By no means merely a happiness pill, Martin Rees's On the Future: Prospects for Humanity (Princeton University Press) nonetheless encourages the reader to think beyond the new norms of diminished and collapsing expectations. The author is astronomer royal and former president of the Royal Society. He speculates from the vantage point of a well-placed nonspecialist -- aware of developments in pertinent fields and good at evoking a sense of cosmic scale and this little planet's place in it. He mentions conjecturing in a book published 15 years ago that "taking all risks into account, there was only a 50 percent chance that we would get through to 2100 without a disastrous setback," probably self-inflicted. He does not revise the figure here, though it sounds more encouraging now than it once did.

Calling himself an "armchair theorist," the author begins with a tour of recent and current developments placing strain on both the natural world and human institutions: population growth, climate change, nuclear proliferation, dependence on extractive sources of energy, pollution and so on. They have the potential, he observes, to "amplify each other to cause runaway and potentially irreversible change." Rees also worries that "simply because our world is so interconnected, the magnitude of the worst potential catastrophes is unprecedentedly large." Consider also the possible impact of an asteroid or the electromagnetic flux from a solar flare. I don't recall any mention of zombies, although maybe that's implicit.

No palliatives are on offer. And yet the book is not a counsel of despair: Rees has an almost H. G. Wells-like confidence in the potentials of scientific and technological progress, as well as in the human capacity to anticipate problems and plan accordingly. He clearly regards asteroids as less of a menace than a global financial system vulnerable to heart attacks. "If short-term payback -- instant gratification -- is prioritized," he writes, "then the welfare of future generations is jeopardized. The planning horizon for infrastructure and environmental policies needs to stretch 50 or more years ahead."

But therein lies the problem. Rees's survey of developments in genomics, robotics, geoengineering, artificial intelligence and biotech (among other fields) never posits them as sufficient in themselves to solve our problems or to undo the damage already done. Each brings its own problems, with the potential to aggravate those we already have. The likelihood of technological benefits accruing to the world's prosperous few while the rest sink further into poverty bothers him. And not least because he sees it as avoidable.

The problem, as Rees understands it, is one not of technical capability but of political will -- a product, to put it another way, of institutionalized shortsightedness.
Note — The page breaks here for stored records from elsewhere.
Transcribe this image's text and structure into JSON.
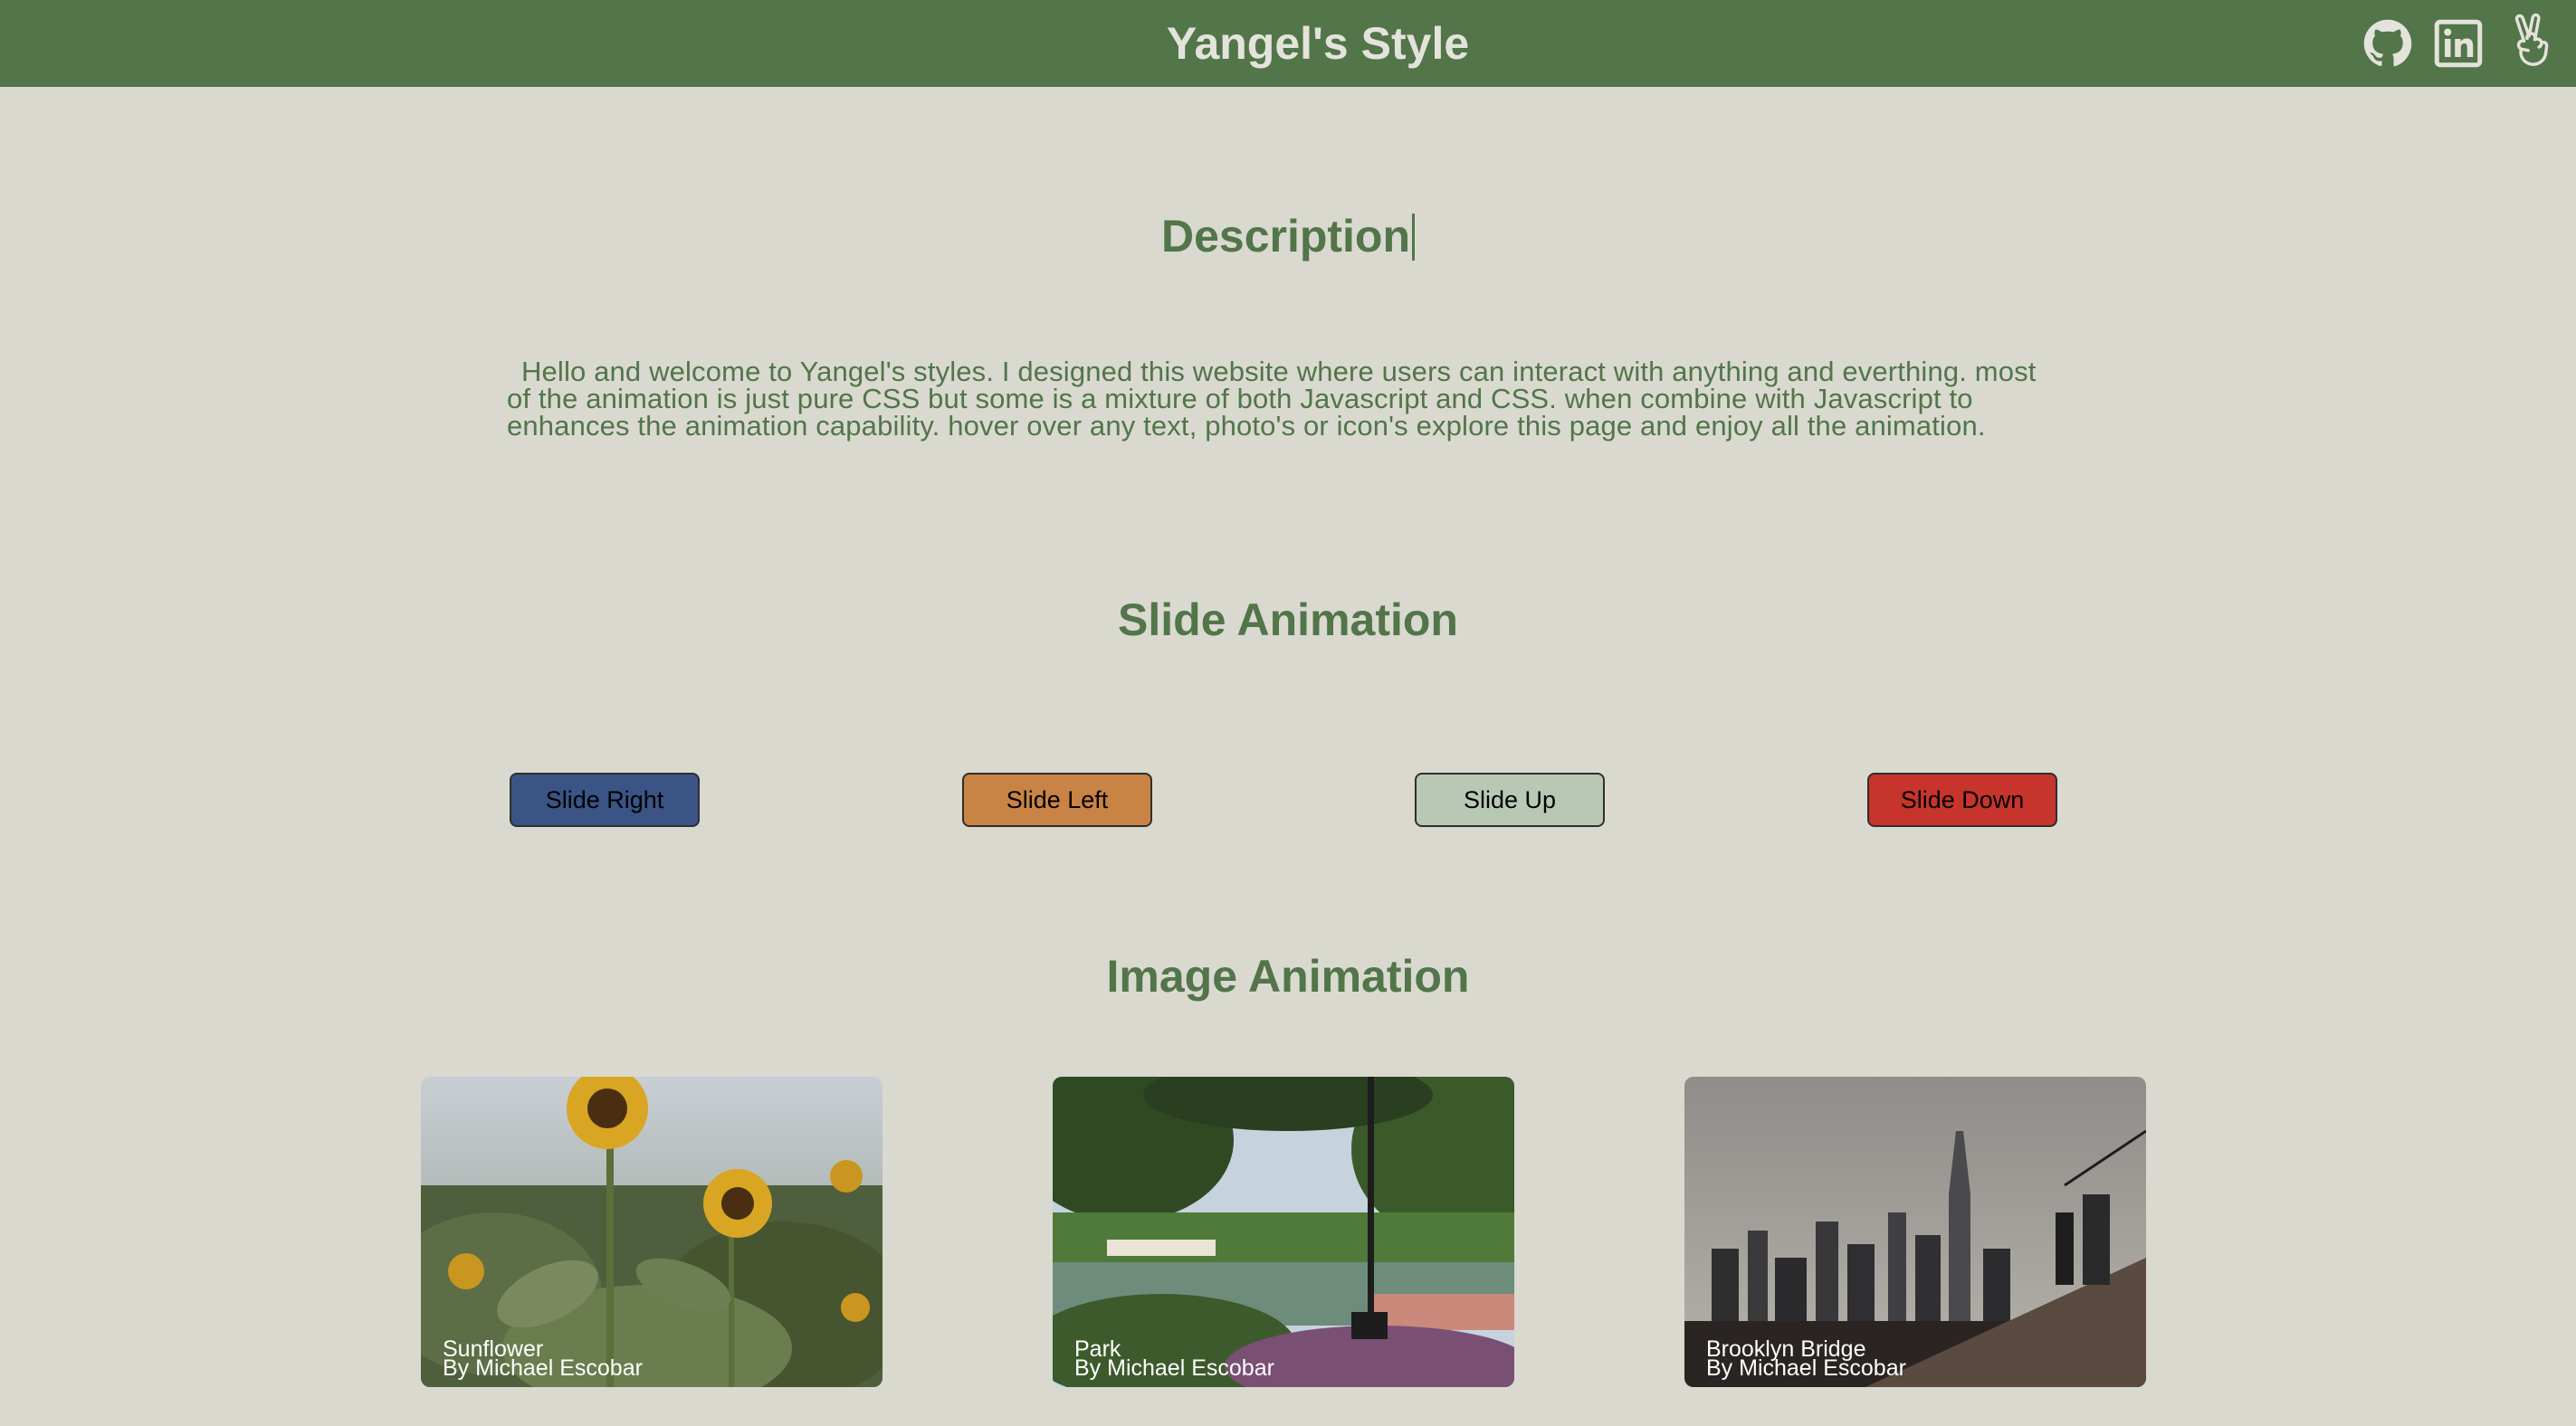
{
  "header": {
    "title": "Yangel's Style",
    "icons": [
      "github-icon",
      "linkedin-icon",
      "peace-hand-icon"
    ],
    "background": "#527549",
    "title_color": "#e3e3db"
  },
  "description": {
    "heading": "Description",
    "text": "Hello and welcome to Yangel's styles. I designed this website where users can interact with anything and everthing. most of the animation is just pure CSS but some is a mixture of both Javascript and CSS. when combine with Javascript to enhances the animation capability. hover over any text, photo's or icon's explore this page and enjoy all the animation."
  },
  "slide": {
    "heading": "Slide Animation",
    "buttons": [
      {
        "label": "Slide Right",
        "color": "#3a5585"
      },
      {
        "label": "Slide Left",
        "color": "#c98345"
      },
      {
        "label": "Slide Up",
        "color": "#b9c8b5"
      },
      {
        "label": "Slide Down",
        "color": "#c7342c"
      }
    ]
  },
  "images": {
    "heading": "Image Animation",
    "cards": [
      {
        "title": "Sunflower",
        "author": "By Michael Escobar"
      },
      {
        "title": "Park",
        "author": "By Michael Escobar"
      },
      {
        "title": "Brooklyn Bridge",
        "author": "By Michael Escobar"
      }
    ]
  },
  "colors": {
    "page_background": "#d9d9d0",
    "accent_green": "#527549"
  }
}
He quotes the remark of Jean-Claude Juncker, then president of the European Commission, from 2007: "We all know what to do; we just don't know how to get re-elected after we've done it." But On the Future is no kind of manifesto; for all his evident frustration with the status quo, the author does not get bogged down in it. Instead the book ventures some thoughts on the directions science and technology might take in the 22nd century, with a particular emphasis on deep-space exploration (perhaps by a human species suitably bioengineered for the task) and the parallel universes that might be discovered once quantum computing allows particle physics to get even weirder than it already is.

"Looking several decades ahead," Rees admonishes us, "we must keep our minds open, or at least ajar, to transformative advances that may now seem [like] science fiction." Doing so may be disconcerting: "We can have zero confidence that the dominant intelligences a few centuries hence will have any emotional resonance with us -- even though they may have an algorithmic understanding of how we behaved." This is less a book than a set of goggles that provides the reader a glimpse of a wider spectrum of possibility than would otherwise be visible.